LaMare and four other hoods had held up the Rosenbaum brothers’ jewelry store at 1093 Chene St., carrying away treasures worth $6,000. One of the brothers, Max Rosenbaum, fingered LaMare, and the loot was recovered.
It wasn’t the sort of cordial congratulations on surviving five years in business that one might hope for. Fleeing pogroms in Poland, the Rosembaum family had come to America in 1911, and Max and Sam had their first store in 1914. The writer and photographer Eric Hergenreder establishes on eherg.com that it was called Fredro Jewelry Store. A second location opened nearby, and in 1927 the two points consolidated in a new Max’s Jewelry location at 5553 Chene St., near East Palmer Street.

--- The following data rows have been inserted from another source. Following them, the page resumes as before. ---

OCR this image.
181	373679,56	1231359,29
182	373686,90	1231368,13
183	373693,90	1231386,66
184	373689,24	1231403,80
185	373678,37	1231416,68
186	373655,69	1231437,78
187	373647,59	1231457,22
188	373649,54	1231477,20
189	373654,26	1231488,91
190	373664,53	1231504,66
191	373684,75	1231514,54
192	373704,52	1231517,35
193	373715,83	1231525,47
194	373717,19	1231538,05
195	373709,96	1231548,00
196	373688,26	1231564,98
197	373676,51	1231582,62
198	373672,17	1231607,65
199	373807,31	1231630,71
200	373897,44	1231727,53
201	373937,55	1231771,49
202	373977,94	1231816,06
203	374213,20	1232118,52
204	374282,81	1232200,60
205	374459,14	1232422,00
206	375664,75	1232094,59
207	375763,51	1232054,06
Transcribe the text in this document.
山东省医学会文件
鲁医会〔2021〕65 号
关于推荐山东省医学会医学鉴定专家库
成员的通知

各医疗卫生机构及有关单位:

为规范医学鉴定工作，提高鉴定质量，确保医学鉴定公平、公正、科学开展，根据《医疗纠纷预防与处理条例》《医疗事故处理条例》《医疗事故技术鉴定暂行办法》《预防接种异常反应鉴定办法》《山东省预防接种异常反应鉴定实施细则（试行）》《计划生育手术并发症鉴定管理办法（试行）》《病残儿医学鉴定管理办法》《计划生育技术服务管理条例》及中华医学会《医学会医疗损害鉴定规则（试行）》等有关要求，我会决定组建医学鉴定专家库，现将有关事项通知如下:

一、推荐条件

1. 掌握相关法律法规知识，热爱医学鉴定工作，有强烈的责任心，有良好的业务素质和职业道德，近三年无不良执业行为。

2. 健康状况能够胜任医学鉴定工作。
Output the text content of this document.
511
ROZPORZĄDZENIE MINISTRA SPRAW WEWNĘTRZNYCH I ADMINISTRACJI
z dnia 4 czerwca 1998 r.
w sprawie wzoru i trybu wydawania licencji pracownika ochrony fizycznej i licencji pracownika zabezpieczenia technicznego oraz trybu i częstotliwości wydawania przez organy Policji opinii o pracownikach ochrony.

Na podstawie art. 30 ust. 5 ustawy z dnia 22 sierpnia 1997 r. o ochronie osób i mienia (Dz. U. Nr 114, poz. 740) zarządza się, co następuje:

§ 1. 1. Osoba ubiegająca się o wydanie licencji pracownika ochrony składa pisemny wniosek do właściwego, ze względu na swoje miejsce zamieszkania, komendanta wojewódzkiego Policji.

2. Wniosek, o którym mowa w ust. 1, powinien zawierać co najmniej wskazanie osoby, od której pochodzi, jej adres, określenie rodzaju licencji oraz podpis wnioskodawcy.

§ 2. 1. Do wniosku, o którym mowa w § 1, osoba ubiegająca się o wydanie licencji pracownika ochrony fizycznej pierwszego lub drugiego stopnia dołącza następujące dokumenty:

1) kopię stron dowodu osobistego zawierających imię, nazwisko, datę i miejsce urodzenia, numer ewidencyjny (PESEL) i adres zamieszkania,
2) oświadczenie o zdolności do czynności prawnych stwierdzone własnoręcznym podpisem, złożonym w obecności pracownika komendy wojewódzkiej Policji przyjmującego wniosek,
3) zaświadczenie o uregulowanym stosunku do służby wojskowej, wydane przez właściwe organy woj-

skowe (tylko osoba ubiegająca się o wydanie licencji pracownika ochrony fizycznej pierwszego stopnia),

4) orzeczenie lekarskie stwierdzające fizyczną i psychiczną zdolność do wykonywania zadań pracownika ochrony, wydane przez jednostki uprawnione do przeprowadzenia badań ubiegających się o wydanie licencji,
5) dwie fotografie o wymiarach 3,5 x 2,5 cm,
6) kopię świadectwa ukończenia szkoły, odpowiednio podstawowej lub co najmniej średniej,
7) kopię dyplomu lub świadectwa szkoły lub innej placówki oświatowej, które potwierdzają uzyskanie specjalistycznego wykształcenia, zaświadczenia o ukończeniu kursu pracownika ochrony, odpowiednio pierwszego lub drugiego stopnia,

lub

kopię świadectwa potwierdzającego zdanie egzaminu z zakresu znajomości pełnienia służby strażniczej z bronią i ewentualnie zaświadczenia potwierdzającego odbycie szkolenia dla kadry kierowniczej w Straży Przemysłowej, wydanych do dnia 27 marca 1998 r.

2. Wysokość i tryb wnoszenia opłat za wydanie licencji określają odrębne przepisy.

“The building featured a large marquee with ‘Max’s’ sprawling down the sides and two clocks facing each way down the street,” Hergenreder writes. Rosenbaum likely walked to work; a 1921 city directory lists 5313 Chene St. as his address.
The same directory shows just how tough and competitive the jewelry business was, with scores of retailers operating throughout the city, from ABC Novelty Co. to William F. Zorno, who in 1919 was accepted as a new member of the national Jewelers’ Security Alliance. One notable jeweler was Wright, Kay & Co., which operated in the Wright-Kay Building at 1500 Woodward Ave.
Around 1940, Sam Rosenbaum stayed on Chene Street while Max opened a new store that he ran himself on Joseph Campau Avenue in Hamtramck. As always, he operated the premises with scrupulous honesty and a community flavor, helping send poor kids to camp and raising funds for the Hamtramck Public Library, which was completed in 1956. “Rosenbaum and his store epitomized what was best about the shopping district,” Greg Kowalski wrote in “Legendary Locals of Hamtramck, Michigan.” “Along with jewelry, Max had a camera and photo department, tape recording equipment, a complete optical and watch repair service, and a large gift department in the basement.”
In this same period, a third brother, Harry, ran another Max’s location at 4771 Michigan Ave. Max continued minding the Hamtramck store until his death in 1980. After Sam retired, his son, Charles, took over at Chene Street. Charles had grown up selling jewelry, belonged to the Chene Business Association, and felt deep connections to the neighborhood.
“Next to his family, the store was the love of my dad’s life,” Linda Rosenbaum wrote of Charles in a 2014 memoir. “He worked hard, never got rich, never intended to. He doted on his customers, mainly Polish, Black, Italian.” The riots of 1967 led to heartbreak, however, as intruders emptied display cases. “My father saw young men he knew break his windows, reach in and take loot, set his store on fire,” Linda wrote.
Charles Rosenbaum closed the Chene Street store in 1974 and moved to Warren, operating a jewlery store for a few years until retiring. Max’s in Hamtramck stayed open until 1994.
But that wasn’t the end of the Rosenbaums’ story. Their spirit lives today in suburban Minneapolis, where Max’s granddaughter, Ellen Hertz, runs her own jewelry, gifts, and chocolates shop. It’s called, fittingly, Max’s.